Mais à présent, par une sorte de compensation à cette nouvelle infortune familiale, il découvre de façon plus nette le sens de sa vie et la main de Dieu qui l’accompagne à travers la souffrance. Par le canal de l’épreuve, il se voit dépouillé d’affections humaines, de ressources matérielles, de tout ce qui pourrait constituer un appui pour l’avenir. Devant ses yeux défilent les trois petites sœurs mortes à Barbastro, la faillite des affaires de son père, les embarras financiers. Et le voilà maintenant chargé de la famille, restée orpheline du père. Tout cela fait partie de l’histoire de son âme. Le Seigneur est en train de le forger à coups de malheurs, dans son milieu familial. J’ai toujours fait beaucoup souffrir mon entourage. Non que j’aie provoqué des catastrophes ; mais le Seigneur, pour me frapper moi, qui étais le clou — pardon, Seigneur —, frappait une fois sur le clou et cent fois sur le fer. J’ai vu dans mon père la personnification de Job. Mes parents ont perdu trois filles, l’une après l’autre, trois années de suite, et se sont retrouvés sans fortune.
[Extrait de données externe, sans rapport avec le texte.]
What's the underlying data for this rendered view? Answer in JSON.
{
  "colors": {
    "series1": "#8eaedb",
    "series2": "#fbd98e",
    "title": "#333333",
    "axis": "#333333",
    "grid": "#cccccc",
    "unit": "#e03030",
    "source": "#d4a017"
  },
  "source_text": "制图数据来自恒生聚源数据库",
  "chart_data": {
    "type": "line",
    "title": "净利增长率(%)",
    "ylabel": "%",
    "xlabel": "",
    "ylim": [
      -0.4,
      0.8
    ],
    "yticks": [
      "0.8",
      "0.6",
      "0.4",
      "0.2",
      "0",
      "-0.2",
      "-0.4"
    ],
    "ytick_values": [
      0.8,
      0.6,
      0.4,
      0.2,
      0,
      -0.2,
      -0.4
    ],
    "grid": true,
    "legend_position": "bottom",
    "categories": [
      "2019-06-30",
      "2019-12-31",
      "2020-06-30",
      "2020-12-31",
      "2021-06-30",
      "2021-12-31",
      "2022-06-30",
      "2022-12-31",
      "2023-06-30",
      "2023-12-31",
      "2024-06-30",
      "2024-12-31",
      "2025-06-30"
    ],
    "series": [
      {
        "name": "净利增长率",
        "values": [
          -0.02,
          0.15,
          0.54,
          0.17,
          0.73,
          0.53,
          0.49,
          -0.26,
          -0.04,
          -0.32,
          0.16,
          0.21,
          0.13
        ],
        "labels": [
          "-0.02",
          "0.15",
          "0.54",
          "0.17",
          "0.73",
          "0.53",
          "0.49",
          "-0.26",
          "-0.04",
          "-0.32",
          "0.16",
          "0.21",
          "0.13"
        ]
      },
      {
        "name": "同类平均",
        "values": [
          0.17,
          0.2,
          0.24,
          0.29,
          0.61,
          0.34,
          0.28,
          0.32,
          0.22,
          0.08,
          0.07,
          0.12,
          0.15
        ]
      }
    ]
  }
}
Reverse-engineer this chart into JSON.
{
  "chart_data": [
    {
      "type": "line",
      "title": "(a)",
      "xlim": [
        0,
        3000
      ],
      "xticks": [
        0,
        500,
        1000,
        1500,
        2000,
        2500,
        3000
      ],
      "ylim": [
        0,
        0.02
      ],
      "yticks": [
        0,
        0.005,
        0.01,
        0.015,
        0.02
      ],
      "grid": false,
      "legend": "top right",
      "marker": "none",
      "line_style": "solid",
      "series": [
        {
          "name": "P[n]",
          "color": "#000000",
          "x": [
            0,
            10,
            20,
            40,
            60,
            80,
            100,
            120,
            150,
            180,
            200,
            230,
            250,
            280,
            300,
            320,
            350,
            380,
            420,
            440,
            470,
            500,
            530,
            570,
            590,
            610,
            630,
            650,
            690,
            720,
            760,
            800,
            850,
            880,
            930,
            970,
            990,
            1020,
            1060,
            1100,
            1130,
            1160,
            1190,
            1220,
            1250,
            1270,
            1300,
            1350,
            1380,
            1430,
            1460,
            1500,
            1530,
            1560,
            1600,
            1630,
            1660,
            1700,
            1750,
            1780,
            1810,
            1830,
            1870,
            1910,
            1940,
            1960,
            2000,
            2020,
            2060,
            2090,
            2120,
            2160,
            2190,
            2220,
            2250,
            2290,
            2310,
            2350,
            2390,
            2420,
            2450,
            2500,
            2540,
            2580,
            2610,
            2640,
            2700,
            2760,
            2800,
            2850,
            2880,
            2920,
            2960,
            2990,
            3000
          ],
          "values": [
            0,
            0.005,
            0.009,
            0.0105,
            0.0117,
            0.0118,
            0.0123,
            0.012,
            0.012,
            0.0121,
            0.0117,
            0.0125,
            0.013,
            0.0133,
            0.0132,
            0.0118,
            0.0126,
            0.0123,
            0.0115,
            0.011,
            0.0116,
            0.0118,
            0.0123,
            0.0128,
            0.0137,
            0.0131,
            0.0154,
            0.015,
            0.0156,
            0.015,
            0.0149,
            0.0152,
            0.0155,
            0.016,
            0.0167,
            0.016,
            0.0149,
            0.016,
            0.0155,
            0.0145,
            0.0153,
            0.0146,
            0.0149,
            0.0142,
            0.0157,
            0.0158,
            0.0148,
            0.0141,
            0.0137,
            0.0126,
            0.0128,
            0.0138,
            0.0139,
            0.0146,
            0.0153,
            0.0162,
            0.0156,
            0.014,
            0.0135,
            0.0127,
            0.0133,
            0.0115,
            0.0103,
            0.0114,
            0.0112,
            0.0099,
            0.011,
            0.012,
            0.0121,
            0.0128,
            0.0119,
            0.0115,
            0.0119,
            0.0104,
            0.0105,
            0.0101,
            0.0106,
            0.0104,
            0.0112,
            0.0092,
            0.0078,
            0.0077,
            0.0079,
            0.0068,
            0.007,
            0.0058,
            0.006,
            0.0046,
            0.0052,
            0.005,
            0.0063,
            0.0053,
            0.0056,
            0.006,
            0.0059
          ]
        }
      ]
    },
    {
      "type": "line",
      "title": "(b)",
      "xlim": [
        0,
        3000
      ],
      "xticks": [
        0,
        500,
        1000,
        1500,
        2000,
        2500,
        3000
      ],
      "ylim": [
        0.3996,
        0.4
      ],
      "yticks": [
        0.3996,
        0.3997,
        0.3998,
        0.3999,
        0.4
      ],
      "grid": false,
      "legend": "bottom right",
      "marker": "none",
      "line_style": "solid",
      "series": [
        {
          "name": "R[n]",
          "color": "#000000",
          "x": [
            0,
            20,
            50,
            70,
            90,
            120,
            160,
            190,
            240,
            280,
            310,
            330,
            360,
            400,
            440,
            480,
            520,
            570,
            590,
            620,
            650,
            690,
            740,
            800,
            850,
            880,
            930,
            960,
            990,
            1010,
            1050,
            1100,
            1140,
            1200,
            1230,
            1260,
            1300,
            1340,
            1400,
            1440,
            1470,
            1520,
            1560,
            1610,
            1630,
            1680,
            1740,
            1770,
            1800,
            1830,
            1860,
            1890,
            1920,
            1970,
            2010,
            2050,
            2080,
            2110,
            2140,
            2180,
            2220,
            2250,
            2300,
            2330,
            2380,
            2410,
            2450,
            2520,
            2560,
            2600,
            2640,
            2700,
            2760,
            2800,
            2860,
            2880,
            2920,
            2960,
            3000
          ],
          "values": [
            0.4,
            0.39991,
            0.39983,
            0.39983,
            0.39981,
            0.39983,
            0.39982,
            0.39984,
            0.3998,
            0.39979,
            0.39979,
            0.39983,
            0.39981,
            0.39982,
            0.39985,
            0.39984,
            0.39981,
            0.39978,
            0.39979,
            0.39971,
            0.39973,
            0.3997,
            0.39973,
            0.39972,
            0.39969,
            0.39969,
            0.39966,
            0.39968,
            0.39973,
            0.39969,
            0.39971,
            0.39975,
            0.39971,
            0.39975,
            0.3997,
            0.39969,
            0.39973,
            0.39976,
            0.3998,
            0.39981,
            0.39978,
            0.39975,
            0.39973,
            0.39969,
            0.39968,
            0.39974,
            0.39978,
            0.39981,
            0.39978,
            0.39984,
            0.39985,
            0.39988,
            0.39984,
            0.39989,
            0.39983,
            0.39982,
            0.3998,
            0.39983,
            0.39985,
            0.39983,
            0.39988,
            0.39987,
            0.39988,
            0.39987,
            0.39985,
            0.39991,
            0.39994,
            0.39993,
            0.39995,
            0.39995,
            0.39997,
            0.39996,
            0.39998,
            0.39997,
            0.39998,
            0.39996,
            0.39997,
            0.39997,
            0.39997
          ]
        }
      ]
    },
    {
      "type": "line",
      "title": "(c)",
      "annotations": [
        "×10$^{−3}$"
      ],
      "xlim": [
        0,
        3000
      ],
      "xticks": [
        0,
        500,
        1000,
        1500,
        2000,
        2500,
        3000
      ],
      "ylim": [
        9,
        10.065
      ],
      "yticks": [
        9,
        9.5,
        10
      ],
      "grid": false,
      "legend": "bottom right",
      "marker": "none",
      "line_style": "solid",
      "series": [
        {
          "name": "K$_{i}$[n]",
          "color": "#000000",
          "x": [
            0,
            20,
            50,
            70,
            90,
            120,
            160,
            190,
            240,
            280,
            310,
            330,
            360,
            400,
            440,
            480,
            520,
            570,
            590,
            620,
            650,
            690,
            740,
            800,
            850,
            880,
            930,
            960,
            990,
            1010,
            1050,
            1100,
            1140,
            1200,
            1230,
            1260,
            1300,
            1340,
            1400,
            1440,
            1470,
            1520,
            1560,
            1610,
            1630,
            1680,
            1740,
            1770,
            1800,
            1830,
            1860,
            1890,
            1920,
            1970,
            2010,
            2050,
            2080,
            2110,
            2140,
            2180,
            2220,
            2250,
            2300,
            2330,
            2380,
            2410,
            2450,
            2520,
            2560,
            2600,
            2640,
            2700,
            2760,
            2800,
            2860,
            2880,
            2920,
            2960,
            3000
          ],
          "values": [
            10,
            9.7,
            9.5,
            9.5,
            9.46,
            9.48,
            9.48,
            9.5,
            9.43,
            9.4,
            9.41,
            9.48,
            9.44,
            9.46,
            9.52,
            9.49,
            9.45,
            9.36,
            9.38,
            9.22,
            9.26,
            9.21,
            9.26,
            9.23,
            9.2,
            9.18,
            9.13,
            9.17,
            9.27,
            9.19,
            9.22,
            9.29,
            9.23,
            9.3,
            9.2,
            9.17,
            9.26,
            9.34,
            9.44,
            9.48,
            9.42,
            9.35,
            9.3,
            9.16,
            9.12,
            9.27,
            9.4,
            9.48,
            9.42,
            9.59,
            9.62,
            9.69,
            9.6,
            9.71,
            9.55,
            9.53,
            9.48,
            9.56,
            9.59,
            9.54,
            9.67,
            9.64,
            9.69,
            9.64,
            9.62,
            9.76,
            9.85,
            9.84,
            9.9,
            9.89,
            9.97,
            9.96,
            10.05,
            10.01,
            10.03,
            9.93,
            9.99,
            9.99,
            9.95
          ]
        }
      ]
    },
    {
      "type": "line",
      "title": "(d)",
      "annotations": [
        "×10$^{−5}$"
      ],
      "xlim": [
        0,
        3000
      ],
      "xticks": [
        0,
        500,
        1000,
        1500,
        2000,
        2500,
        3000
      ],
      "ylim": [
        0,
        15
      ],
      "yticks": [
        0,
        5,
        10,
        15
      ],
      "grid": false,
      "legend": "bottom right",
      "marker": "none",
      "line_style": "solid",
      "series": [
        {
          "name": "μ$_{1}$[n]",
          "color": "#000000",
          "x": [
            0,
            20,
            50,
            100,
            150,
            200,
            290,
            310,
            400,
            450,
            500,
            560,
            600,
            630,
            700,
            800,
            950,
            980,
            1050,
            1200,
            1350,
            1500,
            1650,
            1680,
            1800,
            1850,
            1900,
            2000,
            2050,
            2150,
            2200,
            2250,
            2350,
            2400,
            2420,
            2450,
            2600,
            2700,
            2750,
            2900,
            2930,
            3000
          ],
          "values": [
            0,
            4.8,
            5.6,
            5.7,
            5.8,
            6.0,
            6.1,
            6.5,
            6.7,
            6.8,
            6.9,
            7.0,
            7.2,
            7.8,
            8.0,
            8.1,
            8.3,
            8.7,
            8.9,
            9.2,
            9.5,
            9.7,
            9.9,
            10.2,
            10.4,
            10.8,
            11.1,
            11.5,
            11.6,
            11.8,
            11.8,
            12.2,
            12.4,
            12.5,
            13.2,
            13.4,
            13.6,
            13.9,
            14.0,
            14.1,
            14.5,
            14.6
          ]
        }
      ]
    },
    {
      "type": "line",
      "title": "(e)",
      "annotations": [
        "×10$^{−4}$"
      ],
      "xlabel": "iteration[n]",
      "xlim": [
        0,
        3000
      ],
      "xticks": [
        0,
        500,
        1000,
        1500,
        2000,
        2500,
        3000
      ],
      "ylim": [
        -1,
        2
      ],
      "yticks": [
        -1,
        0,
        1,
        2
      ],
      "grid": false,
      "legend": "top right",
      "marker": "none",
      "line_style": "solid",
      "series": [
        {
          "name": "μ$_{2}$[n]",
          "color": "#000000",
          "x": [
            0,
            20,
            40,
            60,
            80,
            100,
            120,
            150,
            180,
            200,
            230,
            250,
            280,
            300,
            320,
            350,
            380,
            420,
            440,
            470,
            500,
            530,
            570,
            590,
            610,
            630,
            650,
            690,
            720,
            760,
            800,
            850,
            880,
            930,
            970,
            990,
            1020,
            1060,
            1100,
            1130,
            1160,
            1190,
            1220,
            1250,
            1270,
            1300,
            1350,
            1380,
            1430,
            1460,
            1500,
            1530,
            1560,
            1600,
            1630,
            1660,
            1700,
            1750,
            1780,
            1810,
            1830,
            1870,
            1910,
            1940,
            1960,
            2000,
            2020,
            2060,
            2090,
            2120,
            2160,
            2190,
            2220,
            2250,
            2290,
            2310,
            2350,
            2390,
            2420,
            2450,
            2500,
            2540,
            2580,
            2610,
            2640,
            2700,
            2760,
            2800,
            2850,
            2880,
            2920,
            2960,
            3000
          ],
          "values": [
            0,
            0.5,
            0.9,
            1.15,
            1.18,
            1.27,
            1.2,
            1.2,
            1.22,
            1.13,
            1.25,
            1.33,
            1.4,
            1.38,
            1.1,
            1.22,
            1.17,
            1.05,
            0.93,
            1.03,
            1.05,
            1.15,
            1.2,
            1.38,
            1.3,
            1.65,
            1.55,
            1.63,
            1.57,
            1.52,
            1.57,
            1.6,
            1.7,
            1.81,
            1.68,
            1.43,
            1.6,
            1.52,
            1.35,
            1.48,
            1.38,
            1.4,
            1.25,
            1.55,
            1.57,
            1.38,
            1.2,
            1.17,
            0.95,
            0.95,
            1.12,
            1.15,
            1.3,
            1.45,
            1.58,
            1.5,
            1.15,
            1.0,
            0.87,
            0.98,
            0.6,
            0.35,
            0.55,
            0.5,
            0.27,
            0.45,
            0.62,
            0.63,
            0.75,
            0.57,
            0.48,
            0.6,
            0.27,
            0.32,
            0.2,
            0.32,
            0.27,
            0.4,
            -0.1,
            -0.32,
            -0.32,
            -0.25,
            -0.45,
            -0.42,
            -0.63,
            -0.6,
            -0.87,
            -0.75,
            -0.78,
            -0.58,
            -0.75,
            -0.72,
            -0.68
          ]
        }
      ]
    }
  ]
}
José Escriva était mort écrasé par le travail et les préoccupations. Son fils avait appris de lui une leçon qu’il ne devait jamais oublier. Je l’ai vu souffrir avec joie, sans faire état de sa souffrance. J’ai vu chez lui un courage, qui était pour moi une école, parce que par la suite j’ai senti, tant de fois, que la terre se dérobait sous mes pieds et que le ciel me tombait dessus, comme si j’allais rester écrasé entre deux plaques de métal. Avec ces leçons et la grâce du Seigneur, j’ai peut-être parfois perdu la sérénité, mais pas souvent [...]. Mon père mourut d’épuisement. Il avait le sourire aux lèvres et un charme particulier.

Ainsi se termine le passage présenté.